1792 A Vindication of The Rights of Womanis published by Johnson. Leaves for France.
1793 Meets Gilbert Imlay, an American businessman. Moves to the suburbs of Paris for safety. By the end of the year, Wollstonecraft is attached to Imlay yet does not marry him, preferring instead to simply register as his wife at the American Embassy in Paris for protection purposes. Wollstonecraft and Imlay move back into Paris together. Wollstonecraft becomes pregnant. Imlay leaves for Le Havre on a business trip.
1794 Wollstonecraft travels to Le Havre to join Imlay. Daughter Fanny is born May 14. Imlay returns to Paris and is followed by Wollstonecraft and Fanny a short time later. Imlay leaves Wollstonecraft and Fanny and travels to London. Johnson publishes her Historical and Moral View Of The Origin and Progress of The French Revolution.
1795 Wollstonecraft takes her daughter and follows Imlay to London. On discovering his infidelity, she begins to contemplate suicide. Imlay thwarts her first attempt. Wollstonecraft leaves on a business trip for Imlay with her child and a nurse to Sweden Norway and Denmark. She returns to find Imlay involved with an actress and attempts suicide by jumping off Putney Bridge.
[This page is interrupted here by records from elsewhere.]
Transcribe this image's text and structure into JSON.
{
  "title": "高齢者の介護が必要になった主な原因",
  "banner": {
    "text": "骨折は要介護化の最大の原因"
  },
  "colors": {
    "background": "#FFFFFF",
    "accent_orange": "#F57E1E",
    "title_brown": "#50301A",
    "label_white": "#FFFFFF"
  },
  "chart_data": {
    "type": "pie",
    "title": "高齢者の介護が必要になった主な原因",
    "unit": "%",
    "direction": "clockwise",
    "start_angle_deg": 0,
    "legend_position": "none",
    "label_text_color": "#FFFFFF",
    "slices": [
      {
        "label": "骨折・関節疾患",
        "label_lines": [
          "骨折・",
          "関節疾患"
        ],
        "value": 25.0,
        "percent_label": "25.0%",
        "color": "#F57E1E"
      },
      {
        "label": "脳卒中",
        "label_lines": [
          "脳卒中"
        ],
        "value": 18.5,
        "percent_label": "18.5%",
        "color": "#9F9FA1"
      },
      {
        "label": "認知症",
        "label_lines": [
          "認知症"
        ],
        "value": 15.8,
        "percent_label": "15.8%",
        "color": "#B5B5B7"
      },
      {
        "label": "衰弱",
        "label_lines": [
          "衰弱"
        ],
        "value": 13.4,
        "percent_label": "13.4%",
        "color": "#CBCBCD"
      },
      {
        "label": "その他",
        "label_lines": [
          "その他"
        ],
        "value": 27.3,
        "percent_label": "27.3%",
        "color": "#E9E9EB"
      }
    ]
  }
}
1796 Letters Written During a Short Residence in Sweden, Norway, and Denmark,is published by Johnson. Wollstonecraft meets William Godwin again and the two become lovers.
1797 29 March, Wollstonecraft and Godwin marry in a private ceremony due to Wollstonecraft’s pregnancy. They announce their marriage in April. The two maintained separate quarters to work in during the day, but entertained guests in the evening at No. 29 The Polygon.
‑‑30 August Mary Wollstonecraft Goodwin is born.
‑‑10 September, Wollstonecraft dies of “childbed fever”.
1798 Goodwin’s book Memoirs of Mary Wollstonecraft is published.